Selon lui, « l’importance, par exemple, du contrôle des terroirs et des rites dans la définition du pouvoir étant inconnue des Européens, on avait une histoire avec des fractures symboliques, anthropologiques, constitutionnelles et territoriales ». Comme son aîné et prédécesseur Pr Iba Der Thiam, le Pr Fall déplore une lecture « saucissonnée » qui ne tient pas suffisamment compte du contexte et des faits significatifs pour les communautés.

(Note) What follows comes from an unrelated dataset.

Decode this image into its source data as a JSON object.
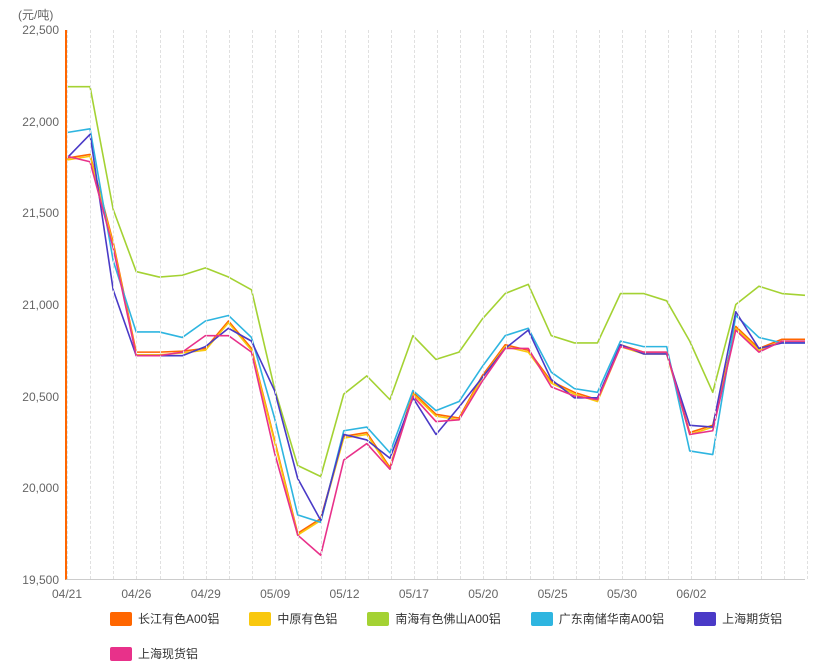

Pour relever le défi de la réécriture de l’histoire du Sénégal dans sa globalité, au départ, Hgs a fait appel à trois écoles historiques « d’égale dignité », selon le défunt Iba Der Thiam. L’historiographie académique de tradition européenne, celle des “massalik”, portée par les foyers religieux de culture musulmane, et celle des traditions anciennes aristocratiques et culturelles. Si cette nouvelle approche porte des fruits, ce n’est pas sans anicroches. Histoire et mémoire à couteaux tirés En septembre 2019, une polémique avait éclaté au Sénégal, après la sortie de l’ouvrage « 1817-1914 les années d’épreuves, de luttes armées, de renouveau religieux et culturel, de refus de la domination et de consolidation du pouvoir colonial ». Des familles religieuses avaient vivement contesté l’authenticité de certaines informations.
« Cet épisode a malheureusement démotivé plusieurs personnes », regrette aujourd’hui le professeur Rokhaya Fall, l’une des rares femmes du projet. Elle est membre du comité scientifique réunissant une quarantaine d’universitaires. Parmi eux, des Sénégalais de renommée, dont Mamadou Diouf et Souleymane Bachir Diagne, ainsi que des chercheurs d’horizons divers (Europe, Amérique, Afrique). L’ancienne cheffe du département d’Histoire de la faculté des Sciences humaines de l’Université Cheikh Anta Diop de Dakar (Ucad) et coordonnatrice générale adjointe de Hgs, estime qu’il y a une sorte de conflit entre histoire et mémoire. « Nous analysons les faits à la lumière des sources tandis que dans les familles, il y a des choses que l’on raconte de génération en génération », dit-elle. Les sources utilisées par Hgs proviennent pour la plupart des Archives du Sénégal, des traditions compilées par des historiens, des récits de voyages des Européens et du patrimoine immatériel, avec les chants par exemple.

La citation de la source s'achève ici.